Preparing for an adventure

Hungering for a renewed connection with nature and determined to recognize and appreciate the gifts inherent in everyday life and relationships, Reisner made a bold decision.

“Instead of embracing and conforming to these changes,” she said, “I’m choosing to embrace my ability to make a change—to find my way back to a life I feel passionate about.“

Co-ordinating her lifestyle change with that of her daughter, Elissa, Reisner disposed of her goods and sold her house as Elissa was finishing high school and beginning college.

“I knew there was an adventure ahead, and I was ready, though I didn’t know what the adventure would be,” Reisner said. “After much pondering I realized I had no reason to be anchored anywhere for now, and many reasons to be mobile, with my dogs. An RV, which I had never dreamed of owning, was the perfect means for doing just that.”

Small container, big view

Adjusting to the small living space in the Winnebago was easy for Reisner, but carving out a work space did present a challenge. She has spent the past two years crossing and recrossing the United States—with a couple of side trips into Eastern Canada—taking photos and writing frequent blog posts. She said that in the summer of 2014 she hopes to explore some of Alberta and British Columbia, and may venture into Alaska.
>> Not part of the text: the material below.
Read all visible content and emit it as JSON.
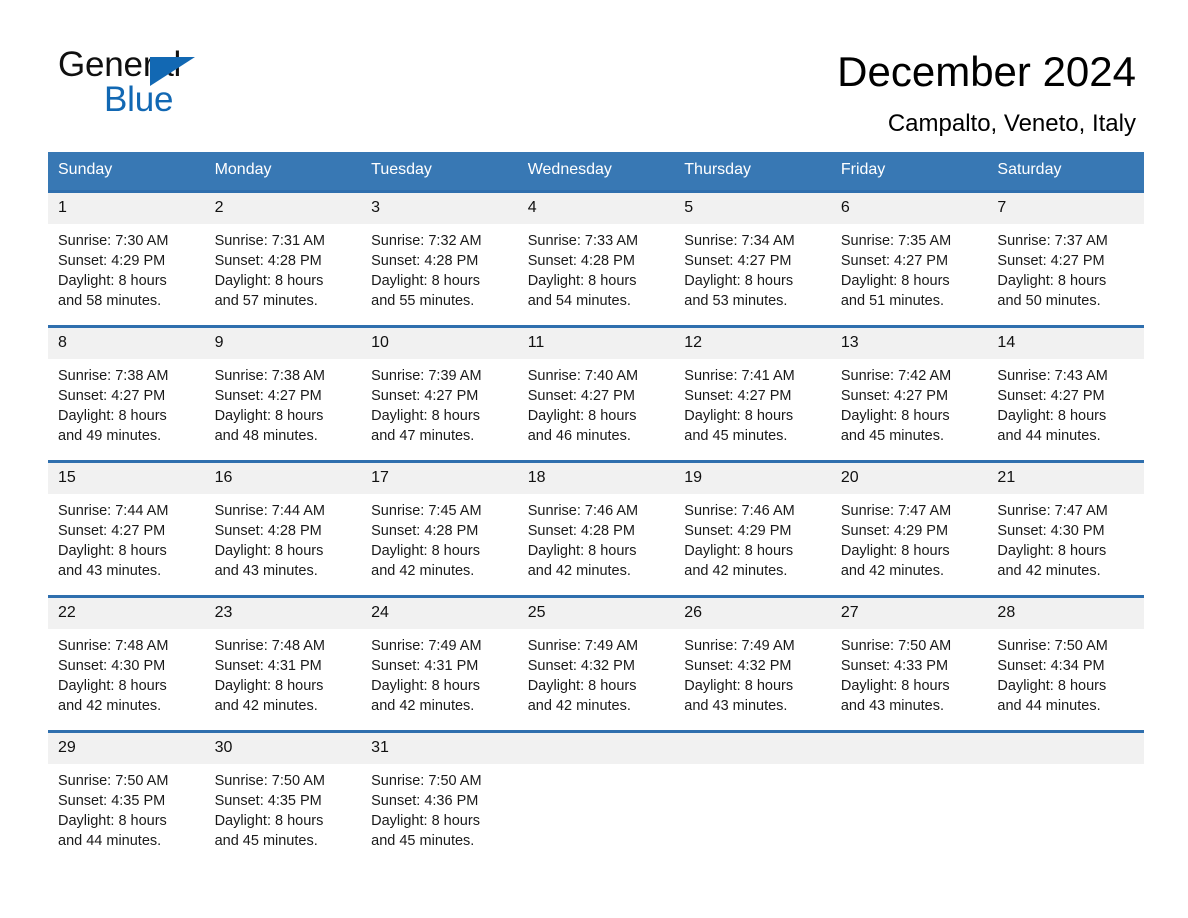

“People seem surprised to see me driving the Winnebago,” Reisner said. “It never occurred to me that I couldn’t. Our parents didn’t differentiate how they raised me versus the boys—I did anything they were doing.”

She prefers to camp in national and state parks rather than big-rig RV parks, and she loves being near water. She described her first view of Zion National Park as “absolutely breathtaking and stunning,” and said she would love to retake her college geology courses so she could understand more about the rock formations.

“I’m just amazed at the forethought that it took to set aside those lands as national and state parks,” Reisner said. “It horrifies me to think what the country might look like if that had not been done—imagine casinos at the base of Half Dome, or cluttering up the Tetons.”

Reisner said she has made some strong and lasting friendships during her travels. She finds that the people she meets in the parks are like-minded hikers of trails and kayakers of waterways—as she is.

Seizing the day

It became apparent during our conversation in late November that for Reisner, this dramatic change in her life was as much a need as a want. Far from the scurry-worry of agendas, deadlines, competition and constantly changing technology, her life is soul-satisfying, mostly self-paced and frequently off the grid.

Reisner is grateful for her successful career and the pleasure it still gives her. It allows her to re-establish her connection with the natural world and her sense of rightness with life. It provides her with an income while she travels, and allows her to spend time with friends across the nation and with her daughter at her convenience. 

“I didn’t start this journey thinking that I would be an inspiration to people,” said Reisner. “It’s just that you never know if there’s going to be a tomorrow, and I think it’s important to embrace life and live it fully. I hope that I’m instilling that intention—by example if nothing else—in my daughter.”

Reisner's blog, "Journey in Focus," gives an ongoing account of her travels, and the photos she shares are remarkable.